Its four key elements are Mall of Arabia (on hold), one of the world's largest malls; IMG Worlds of Adventure; Wadi Walk, a water front community with stylish apartments, outdoor cafes and attractive retail outlets; and Elite Towers, a group of 34 commercial and residential buildings. Another planned development as of 2005 was Restless Planet, a theme park with attractions portraying the environment and creatures of the Mesozoic Era.

A self-contained community designed to minimise the use of cars, City of Arabia will be served by its own monorail system which will transport residents and visitors to and from a designated Dubai Metro station and around the site.

With a total of 8,200 residential components, City of Arabia will, on completion, have 32,800 residents and a catchment area containing 1.87 million people.

==Developers==
The Ilyas and Mustafa Galadari Group are the owners and developers of the City of Arabia site.

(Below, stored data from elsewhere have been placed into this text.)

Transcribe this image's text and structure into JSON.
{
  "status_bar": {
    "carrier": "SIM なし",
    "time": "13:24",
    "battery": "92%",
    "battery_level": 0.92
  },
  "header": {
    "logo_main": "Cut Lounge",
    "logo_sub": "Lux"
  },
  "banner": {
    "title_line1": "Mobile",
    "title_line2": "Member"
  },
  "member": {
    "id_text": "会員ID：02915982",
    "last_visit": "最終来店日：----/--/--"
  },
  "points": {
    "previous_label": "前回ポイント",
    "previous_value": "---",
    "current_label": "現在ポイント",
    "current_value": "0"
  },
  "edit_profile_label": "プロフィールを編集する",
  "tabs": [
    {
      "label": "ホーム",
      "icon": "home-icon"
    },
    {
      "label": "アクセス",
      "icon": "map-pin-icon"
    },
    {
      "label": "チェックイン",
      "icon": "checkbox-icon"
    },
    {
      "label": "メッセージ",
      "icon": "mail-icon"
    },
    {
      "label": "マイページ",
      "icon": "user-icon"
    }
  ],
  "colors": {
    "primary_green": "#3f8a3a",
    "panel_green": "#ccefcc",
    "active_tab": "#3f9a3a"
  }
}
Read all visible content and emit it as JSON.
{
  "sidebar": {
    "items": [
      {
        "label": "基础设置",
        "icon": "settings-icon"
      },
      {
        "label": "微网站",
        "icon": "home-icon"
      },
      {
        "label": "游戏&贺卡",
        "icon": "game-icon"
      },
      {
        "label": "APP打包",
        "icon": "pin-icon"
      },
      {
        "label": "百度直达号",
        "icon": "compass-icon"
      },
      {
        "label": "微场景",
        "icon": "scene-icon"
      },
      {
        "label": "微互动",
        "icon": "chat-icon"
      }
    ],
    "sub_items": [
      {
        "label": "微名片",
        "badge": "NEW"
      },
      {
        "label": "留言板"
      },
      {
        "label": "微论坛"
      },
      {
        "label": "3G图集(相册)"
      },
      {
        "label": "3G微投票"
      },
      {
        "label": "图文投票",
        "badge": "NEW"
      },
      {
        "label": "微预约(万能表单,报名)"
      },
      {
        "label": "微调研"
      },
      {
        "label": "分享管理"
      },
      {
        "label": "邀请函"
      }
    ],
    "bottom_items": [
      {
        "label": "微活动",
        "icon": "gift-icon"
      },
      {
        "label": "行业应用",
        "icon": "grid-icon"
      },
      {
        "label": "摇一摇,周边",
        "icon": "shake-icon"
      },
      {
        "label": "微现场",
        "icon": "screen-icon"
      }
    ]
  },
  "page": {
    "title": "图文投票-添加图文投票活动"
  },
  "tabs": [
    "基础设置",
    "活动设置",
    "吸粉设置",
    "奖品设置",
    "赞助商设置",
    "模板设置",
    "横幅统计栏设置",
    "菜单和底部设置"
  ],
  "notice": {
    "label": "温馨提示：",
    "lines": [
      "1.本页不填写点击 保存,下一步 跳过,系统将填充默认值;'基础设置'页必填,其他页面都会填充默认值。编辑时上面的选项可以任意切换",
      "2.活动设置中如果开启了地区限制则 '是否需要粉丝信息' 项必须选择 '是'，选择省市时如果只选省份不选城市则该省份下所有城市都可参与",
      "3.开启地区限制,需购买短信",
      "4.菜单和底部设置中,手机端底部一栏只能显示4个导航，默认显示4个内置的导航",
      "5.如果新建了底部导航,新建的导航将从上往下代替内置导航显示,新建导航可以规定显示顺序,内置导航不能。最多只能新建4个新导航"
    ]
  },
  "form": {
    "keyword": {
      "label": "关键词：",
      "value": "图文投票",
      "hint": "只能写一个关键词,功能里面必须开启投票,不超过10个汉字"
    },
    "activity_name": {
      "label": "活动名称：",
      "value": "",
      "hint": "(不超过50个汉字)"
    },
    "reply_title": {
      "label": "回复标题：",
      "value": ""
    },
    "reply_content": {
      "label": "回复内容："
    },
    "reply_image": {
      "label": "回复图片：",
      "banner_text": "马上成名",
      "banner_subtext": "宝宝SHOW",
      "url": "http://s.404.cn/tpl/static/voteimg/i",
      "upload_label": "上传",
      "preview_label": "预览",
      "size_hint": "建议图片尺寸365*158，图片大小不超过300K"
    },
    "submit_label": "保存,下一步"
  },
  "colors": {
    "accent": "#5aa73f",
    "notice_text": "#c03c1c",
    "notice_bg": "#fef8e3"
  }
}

The project is led by SM Syed Khalil, also the executive director of Ilyas and Mustafa Galadari Group. They are in close liaison with the Dubai Tourism Development Company, which as part of Dubai Holding, are the overall managers and coordinators of the Dubailand project. The CEO of Dubai Holding is Mohammed Gergawi, who sits in the Executive Office of HH Shaikh Mohammed bin Rashid Al Maktoum.